Realizado pelo Instituto Brasileiro de Museus (IBRAM) em cooperação com o Observatório da Economia Criativa da Bahia (OBEC), através de convênio com a Universidade Federal do Recôncavo da Bahia (UFRB) e a Universidade Federal da Bahia (UFBA), o EMUSE se concentra no Centro de Artes, Humanidades e Letras (CAHL/UFRB), além de ocupar a Estação Ferroviária de Cachoeira, o Espaço Cultural Hansen Bahia e espaços culturais e públicos da cidade.

“A educação é uma das funções essenciais a todos os museus. Para além das atividades de preservação, conservação e comunicação de seus acervos, é por meio da ação educativa que os museus exercem seu papel na transformação social e na interpretação da cultura e da memória”, afirma Marielle Costa, Coordenadora geral do EMUSE pelo IBRAM. “As práticas educativas fazem os museus permeáveis às pessoas. A Educação Museal diz respeito aos diversos processos (de ordem teórica, prática e de planejamento) que contribuem para que o museu assuma plenamente sua tarefa de mediador e referencial para a sociedade, acrescenta.

Marielle conta que o EMUSE deriva de ações previamente desenvolvidas pelos profissionais da área: “É preciso envolver, ouvir, considerar, empoderar aqueles que fazem a educação museal na realidade cotidiana dos museus e instituições museais. É interessante ressaltar ainda que o encontro é um desdobramento da Pesquisa Nacional de Práticas Educativas dos Museus Brasileiros, cujo objetivo é a coleta e a sistematização de dados sobre desenvolvimento da função educativa em museus do Brasil e sobre os perfis de educadores museais, que atuam também em instituições culturais de outras naturezas”.

A educação é uma das funções essenciais a todos os museus. Para além das atividades de preservação, conservação e comunicação de seus acervos, é por meio da ação educativa que os museus exercem seu papel na transformação social e na interpretação da cultura e da memória. Assim como é preciso compreender seu contexto social junto a uma consciência crítica e abrangente da realidade. Assim, a educação museal diz respeito aos diversos processos (de ordem teórica, prática e de planejamento) que contribuem para que o museu assuma plenamente sua tarefa de mediador e referencial para a sociedade.
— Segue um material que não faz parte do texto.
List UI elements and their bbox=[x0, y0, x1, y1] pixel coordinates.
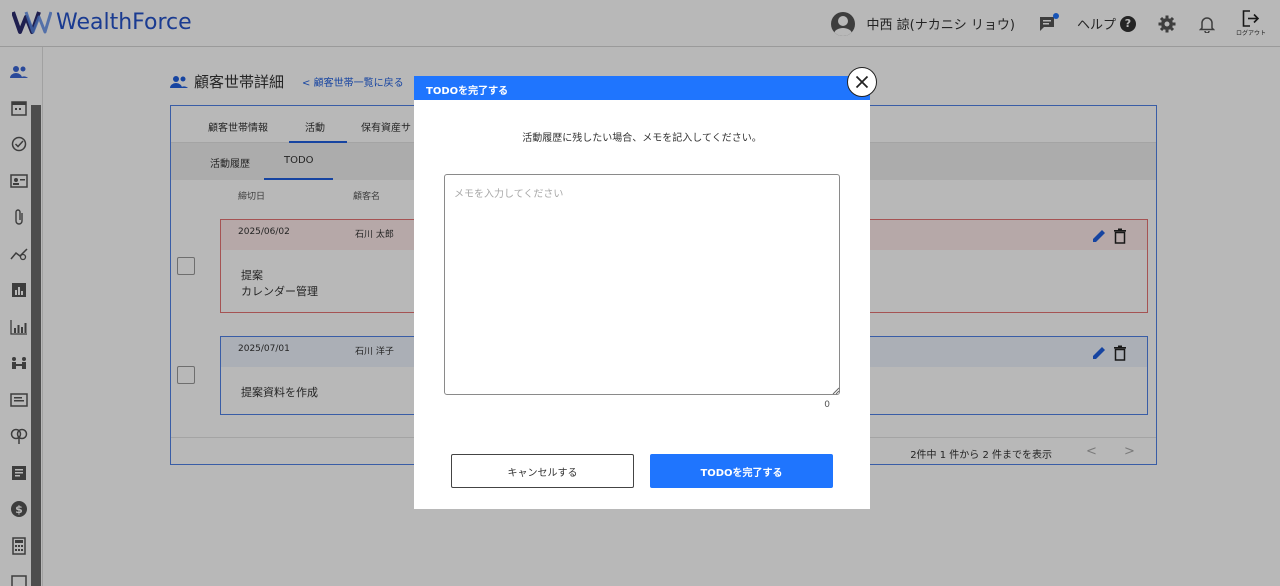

“Na elaboração participativa das políticas culturais, temos defendido a necessidade de ir além dos centros urbanos e trazer para o centro do debate o ponto de vista de quem está no Brasil profundo, nas cidades do interior. Então, realizar este evento em Cachoeira, onde vamos discutir os resultados da museologia social, tem o objetivo de ampliar a qualidade das discussões a partir da diversificação dos pontos de vista”, conta Daniele Canedo, que também é Coordenadora geral do EMUSE, só que pelo OBEC – UFRB/UFBA.

“Escolhemos Cachoeira por ser uma cidade reconhecida pelo seu patrimônio cultural, material e imaterial, que enfrenta desafios na preservação e na promoção destes patrimônios, incluindo no que se relaciona com a educação museal e a educação patrimonial e que também ocupa um espaço importante na história do Brasil. Neste bicentenário da Independência, Cachoeira precisa participar das discussões sobre a necessidade de promovermos narrativas identitárias que foram invisibilizadas na construção da História oficial brasileira”, observa.